My philosophy on love (romantic love, specifically, but not solely) has evolved a lot over the past few years into a surprizingly manageable set of paradoxes. My expectations became less, yet more at the same time; My need to control seems to be under control; some of the things I NEED seemed not to be so necessary, more flexible, and yet I've found more fulfillment than ever in my most recent relationship.

Michael & I spent 10 months, more or less, exploring what a healthy, vulnerable, fun relationship could really look like. We didn't do it perfectly, of course, and weren't always healthy, vulnerable, or fun, but for the majority of the time we were dating, there was a level of intimacy and support that I'd never experienced before. And it was so refreshing!
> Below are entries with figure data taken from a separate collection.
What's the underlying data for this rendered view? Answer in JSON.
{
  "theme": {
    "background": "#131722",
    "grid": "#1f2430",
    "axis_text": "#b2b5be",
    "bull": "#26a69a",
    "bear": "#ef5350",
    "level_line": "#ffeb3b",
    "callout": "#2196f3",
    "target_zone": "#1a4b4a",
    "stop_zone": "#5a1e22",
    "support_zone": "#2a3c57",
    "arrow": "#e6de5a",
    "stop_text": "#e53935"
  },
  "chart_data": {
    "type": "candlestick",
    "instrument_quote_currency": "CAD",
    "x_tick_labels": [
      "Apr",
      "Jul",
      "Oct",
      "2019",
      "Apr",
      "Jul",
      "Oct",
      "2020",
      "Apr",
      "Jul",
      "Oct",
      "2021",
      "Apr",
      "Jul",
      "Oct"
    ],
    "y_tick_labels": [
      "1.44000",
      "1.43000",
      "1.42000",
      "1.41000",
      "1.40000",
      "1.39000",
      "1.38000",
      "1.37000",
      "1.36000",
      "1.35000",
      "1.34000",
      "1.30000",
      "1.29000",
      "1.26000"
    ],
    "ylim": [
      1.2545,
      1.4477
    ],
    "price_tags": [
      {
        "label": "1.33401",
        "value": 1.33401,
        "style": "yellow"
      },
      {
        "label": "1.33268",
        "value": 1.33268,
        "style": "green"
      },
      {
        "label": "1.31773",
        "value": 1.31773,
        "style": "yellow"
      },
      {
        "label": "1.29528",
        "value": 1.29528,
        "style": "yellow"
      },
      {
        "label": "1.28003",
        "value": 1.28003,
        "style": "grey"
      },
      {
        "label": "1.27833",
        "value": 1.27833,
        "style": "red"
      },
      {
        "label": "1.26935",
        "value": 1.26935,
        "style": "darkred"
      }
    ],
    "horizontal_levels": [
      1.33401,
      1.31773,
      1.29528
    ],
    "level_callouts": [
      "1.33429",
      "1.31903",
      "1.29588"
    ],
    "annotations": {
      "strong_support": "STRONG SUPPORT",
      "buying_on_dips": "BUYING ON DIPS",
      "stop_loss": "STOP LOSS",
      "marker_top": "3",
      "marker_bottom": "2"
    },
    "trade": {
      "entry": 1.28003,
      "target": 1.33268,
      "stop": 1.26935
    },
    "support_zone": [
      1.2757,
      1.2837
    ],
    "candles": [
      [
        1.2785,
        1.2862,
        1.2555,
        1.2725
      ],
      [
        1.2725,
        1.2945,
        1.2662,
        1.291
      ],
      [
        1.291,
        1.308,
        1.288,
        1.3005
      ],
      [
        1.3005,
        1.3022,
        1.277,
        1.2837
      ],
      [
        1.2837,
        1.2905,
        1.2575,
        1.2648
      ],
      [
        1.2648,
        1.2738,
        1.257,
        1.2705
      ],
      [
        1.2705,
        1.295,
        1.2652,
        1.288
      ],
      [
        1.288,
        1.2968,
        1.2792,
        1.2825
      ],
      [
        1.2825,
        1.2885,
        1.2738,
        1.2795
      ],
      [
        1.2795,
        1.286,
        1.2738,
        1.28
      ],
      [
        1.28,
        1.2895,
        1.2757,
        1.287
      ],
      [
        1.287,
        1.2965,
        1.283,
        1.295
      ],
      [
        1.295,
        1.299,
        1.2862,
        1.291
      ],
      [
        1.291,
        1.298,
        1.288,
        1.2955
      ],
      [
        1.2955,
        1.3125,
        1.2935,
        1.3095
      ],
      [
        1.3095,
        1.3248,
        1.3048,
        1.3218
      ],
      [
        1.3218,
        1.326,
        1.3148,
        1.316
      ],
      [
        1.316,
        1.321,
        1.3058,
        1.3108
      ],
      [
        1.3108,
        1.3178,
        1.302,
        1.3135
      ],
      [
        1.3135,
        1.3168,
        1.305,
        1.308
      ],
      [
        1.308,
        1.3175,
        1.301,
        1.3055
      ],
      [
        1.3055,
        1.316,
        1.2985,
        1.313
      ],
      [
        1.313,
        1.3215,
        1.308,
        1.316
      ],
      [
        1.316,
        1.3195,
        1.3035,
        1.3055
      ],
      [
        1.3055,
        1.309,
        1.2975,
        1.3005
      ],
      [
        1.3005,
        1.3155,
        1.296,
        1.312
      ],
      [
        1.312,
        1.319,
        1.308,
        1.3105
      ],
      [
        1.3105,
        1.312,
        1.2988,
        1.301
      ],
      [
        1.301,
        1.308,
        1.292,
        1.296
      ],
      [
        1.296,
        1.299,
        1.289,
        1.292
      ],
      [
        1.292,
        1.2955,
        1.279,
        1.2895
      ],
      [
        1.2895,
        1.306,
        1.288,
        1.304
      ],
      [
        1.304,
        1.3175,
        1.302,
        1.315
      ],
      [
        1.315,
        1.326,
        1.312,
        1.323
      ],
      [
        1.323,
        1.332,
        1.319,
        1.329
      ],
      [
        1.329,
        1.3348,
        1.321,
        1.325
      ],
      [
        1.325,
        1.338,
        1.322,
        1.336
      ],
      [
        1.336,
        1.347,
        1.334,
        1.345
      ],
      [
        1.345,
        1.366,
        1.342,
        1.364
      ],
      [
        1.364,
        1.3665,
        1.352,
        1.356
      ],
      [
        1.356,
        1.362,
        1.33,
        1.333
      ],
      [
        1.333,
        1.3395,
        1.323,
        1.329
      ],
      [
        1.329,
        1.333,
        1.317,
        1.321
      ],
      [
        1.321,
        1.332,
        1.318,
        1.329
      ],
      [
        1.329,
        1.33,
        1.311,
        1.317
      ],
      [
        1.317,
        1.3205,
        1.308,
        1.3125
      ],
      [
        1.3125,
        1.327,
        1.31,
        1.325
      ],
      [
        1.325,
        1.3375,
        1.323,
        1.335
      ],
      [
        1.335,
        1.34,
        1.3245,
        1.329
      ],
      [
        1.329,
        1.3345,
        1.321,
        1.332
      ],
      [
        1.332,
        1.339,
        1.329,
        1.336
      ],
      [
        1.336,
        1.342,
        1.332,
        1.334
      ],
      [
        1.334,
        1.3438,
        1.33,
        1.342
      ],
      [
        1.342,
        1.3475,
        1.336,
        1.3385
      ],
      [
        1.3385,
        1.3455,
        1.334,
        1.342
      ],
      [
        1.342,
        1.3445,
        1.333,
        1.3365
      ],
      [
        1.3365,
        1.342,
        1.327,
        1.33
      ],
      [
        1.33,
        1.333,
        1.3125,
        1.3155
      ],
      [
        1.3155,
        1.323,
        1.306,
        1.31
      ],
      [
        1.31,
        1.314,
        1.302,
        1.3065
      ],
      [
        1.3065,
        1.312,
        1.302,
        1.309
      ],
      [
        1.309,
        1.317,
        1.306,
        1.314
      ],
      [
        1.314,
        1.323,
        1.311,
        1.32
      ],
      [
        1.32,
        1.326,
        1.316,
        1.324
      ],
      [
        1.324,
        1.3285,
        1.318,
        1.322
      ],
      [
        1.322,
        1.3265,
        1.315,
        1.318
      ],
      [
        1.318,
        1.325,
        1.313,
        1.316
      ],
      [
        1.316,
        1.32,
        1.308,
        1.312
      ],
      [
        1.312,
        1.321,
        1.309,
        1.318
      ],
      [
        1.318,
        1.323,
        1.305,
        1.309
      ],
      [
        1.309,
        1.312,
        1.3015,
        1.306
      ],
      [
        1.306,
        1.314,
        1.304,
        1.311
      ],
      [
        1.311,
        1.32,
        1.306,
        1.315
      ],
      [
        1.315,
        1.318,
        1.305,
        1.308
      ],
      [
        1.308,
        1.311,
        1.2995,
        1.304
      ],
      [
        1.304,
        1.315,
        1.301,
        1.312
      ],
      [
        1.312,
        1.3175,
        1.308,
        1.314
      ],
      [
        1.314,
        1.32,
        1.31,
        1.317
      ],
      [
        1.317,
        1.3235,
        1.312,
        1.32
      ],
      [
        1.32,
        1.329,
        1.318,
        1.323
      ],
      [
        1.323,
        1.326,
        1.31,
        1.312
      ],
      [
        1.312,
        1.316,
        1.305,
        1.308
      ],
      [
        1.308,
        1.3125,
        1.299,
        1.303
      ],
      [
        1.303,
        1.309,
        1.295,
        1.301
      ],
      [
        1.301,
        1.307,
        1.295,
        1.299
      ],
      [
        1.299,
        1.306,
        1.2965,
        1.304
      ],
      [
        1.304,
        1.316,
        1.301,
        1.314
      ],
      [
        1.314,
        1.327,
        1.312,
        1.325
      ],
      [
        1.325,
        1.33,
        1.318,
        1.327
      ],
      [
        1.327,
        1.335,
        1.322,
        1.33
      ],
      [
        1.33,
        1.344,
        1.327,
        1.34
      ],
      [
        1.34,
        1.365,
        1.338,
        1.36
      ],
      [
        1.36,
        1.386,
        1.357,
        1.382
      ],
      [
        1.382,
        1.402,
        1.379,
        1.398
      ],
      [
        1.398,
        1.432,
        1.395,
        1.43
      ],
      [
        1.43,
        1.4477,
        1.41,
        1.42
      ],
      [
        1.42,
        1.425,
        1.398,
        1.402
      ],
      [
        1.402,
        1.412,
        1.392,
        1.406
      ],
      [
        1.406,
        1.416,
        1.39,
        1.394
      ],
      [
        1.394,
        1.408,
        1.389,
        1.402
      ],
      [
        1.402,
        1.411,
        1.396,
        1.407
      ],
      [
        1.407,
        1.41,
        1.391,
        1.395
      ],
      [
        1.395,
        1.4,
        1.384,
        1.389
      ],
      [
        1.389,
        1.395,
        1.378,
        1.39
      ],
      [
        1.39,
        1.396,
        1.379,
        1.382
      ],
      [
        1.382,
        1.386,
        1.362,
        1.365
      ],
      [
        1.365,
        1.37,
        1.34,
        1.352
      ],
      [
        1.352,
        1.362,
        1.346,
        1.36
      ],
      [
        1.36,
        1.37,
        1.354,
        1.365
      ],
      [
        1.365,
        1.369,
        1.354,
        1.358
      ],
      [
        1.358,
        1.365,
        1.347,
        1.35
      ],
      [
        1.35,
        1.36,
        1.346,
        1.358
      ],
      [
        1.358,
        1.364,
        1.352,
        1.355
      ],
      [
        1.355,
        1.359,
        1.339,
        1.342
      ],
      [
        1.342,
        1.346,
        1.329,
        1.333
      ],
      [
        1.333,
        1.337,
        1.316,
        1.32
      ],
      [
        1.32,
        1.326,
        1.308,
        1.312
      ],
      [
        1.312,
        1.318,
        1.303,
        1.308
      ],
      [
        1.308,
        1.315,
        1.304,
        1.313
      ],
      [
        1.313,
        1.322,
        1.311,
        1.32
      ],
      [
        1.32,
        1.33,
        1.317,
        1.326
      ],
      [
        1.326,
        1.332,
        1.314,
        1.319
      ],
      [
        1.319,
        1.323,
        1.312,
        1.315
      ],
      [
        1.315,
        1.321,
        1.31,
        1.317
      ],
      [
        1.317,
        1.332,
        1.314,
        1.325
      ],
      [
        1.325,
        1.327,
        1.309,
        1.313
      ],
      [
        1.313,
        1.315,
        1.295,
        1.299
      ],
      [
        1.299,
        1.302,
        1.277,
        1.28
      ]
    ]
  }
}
We entered the relationship with the understanding that we had about a 90% chance of it not culminating in marriage, and that wasn't the emphasis. The focus was the here and now, being present in a relationship without the need for it to last forever and ever and ever (which is how my mind always seemed to work before). So we knew it would end at some point and had considered & evaluated that eventuality a few times in the past months, and this week it became reality. Saturday I got an answer that I wasn't even looking for from my Higher Power, that it was time to end the relationship. Overall, it's been a (mostly) peace-filled process so far.

We spent yesterday afternoon together, according to plans we'd made before the break-up, and at lunch he asked "Do we have a song?" We'd never discussed having a song that was "our song" & I couldn't think of anything. He asked, "Is there a song that makes you think of me?" Being a music lover, and having the need to find a way to make anything I hear somehow relate to my life, an accurate answer would probably have been "pretty much all songs," but the one that came to mind is Jason Mraz's latest "I'm Yours," because he likes it so much. He thought about it & then we got distracted with some other topic. A few minutes later he said "I know! it's 'Just The Way You Are'." I sputtered some of my drink & asked "Billy Joel?!" "No! the Rogaine song" he said, "You told me a while ago that you like me the way I am, and every time I hear that song I think of you."

And it occured to me that I had come full circle this year and that this relationship had embodied exactly what I like about Ingrid's lyrics. Perfectly imperfect people with a whole lotta mutual respect and esteem.

That's what love is to me.

Friday, January 2, 2009

2009 - Finishing What I Started

I've decided that this coming year is the year to complete all my unfinished projects, such as:

  • My Bachelors Degree! (target date May 9)
  • Reading all the books I haven't yet gotten to the end of:

1. The Infinite Atonement by Tad R. Callister (293 pages to go)
2. The Last Lion, Vol 1: Visions of Glory, A biography of Winston Churchill (400 pages left)
3. The Collected letters of C.S. Lewis 1905-1931 (890 pages to go)
4. When God becomes A Drug by Father Leo Booth (150 more pages)

  • An embroidery project that I started Thanksgiving '03 and haven't picked up since.
  • A quilt I started for my 6-1/2 year-old brother while he was in the womb.
  • Memphis.
  • Therapy.
  • Maybe, If I'm REALLY good, I'll be able to pay off my car loan.
  • And maybe, just maybe, I'll get my photography career off and running!